Increase mobile testing—especially for trans women, people who inject drugs (PWID), African Americans, and people who are unhoused.
Increase venue-based testing in venues frequented by people likely to have high rates of undiagnosed or untreated HCV, such as syringe access programs, drug and alcohol/behavioral health programs, residential facilities, shelters, Single Room Occupancy hotels (SROs), and Project Homeless Connect. We plan to pay attention to geographic distribution of venues and particularly improve outreach to areas with poor access to HCV prevention, testing, and linkage services.
Work with the Treatment Access workgroup to expand appropriate HCV treatment options in non-clinical spaces, including SROs, shelters, and navigation centers. This will include expansion of medication locker availability in a wide variety of settings, and increased collaboration with Navigator Network and other similar case manager meetings, to increase communication and visibility/awareness of HCV needs and services.
Support rapid HCV start initiatives at places that serve PWID, such as syringe access services, mobile testing sites, health fairs, and other venues where PWID are present. This will require advocacy related to elimination of prior authorization requirements, to be done in collaboration with the Policy and Advocacy Committee, as well as an improvement in resources to support navigators to follow up with people receiving same-day treatment, and building of more responsive systems for Releases of Information.
Broaden simple navigation and linkage models to provide ongoing community adherence support by increasing linkage/adherence support in the city’s new health access points (HAPs), and developing systems for check-in and ongoing support for people who access HCV medications in non-traditional settings.
Increase the proportion of people who receive reflex RNA testing, by training more phlebotomists, promoting best practices regarding difficult vein access, utilizing new methods for disclosure of results to people unlikely to return to the testing setting, and advocating for FDA approval of point of care RNA testing.
Improve awareness of HCV among the general public by promoting awareness and testing at health fairs and regular community events, and developing social media strategies and other social marketing campaigns targeting young adults at risk for acquiring HCV.
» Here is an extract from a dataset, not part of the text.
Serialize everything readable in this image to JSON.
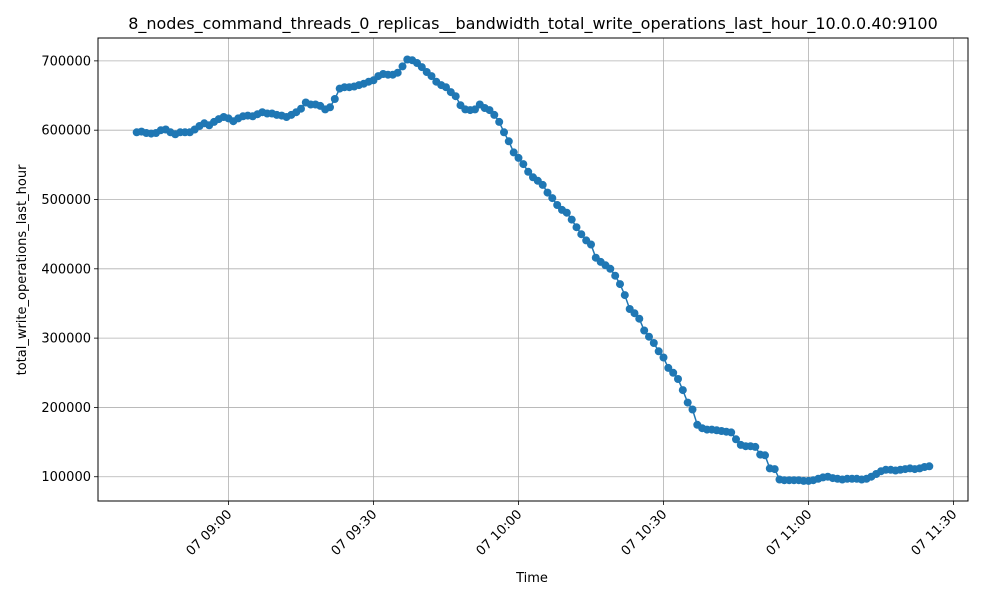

Reduce HCV-related stigma via development and launch of an anti-stigma social marketing campaign (or similar) focused on providers, and wide dissemination of updated guidance expanding testing eligibility beyond only baby boomers and other “high risk” groups.
Improve community leadership by people impacted by HCV and substance use by providing people with lived experience with meaningful opportunities, such as participation in a community navigator program, involvement in a speaker’s bureau, tabling or testing at events, or similar strategies.
Explore methods to improve engagement in HCV services by all people living with HCV, including a specific intervention tailored to young people, to reduce demographic and geographic disparities in HCV care and outcomes.
Continue to develop and host dynamic community meetings that attract a wide range of people living with HCV and other stakeholders, as a low-threshold engagement and community education tool. Specifically, we want to design community meetings that empower and encourage leadership among community members living with HCV.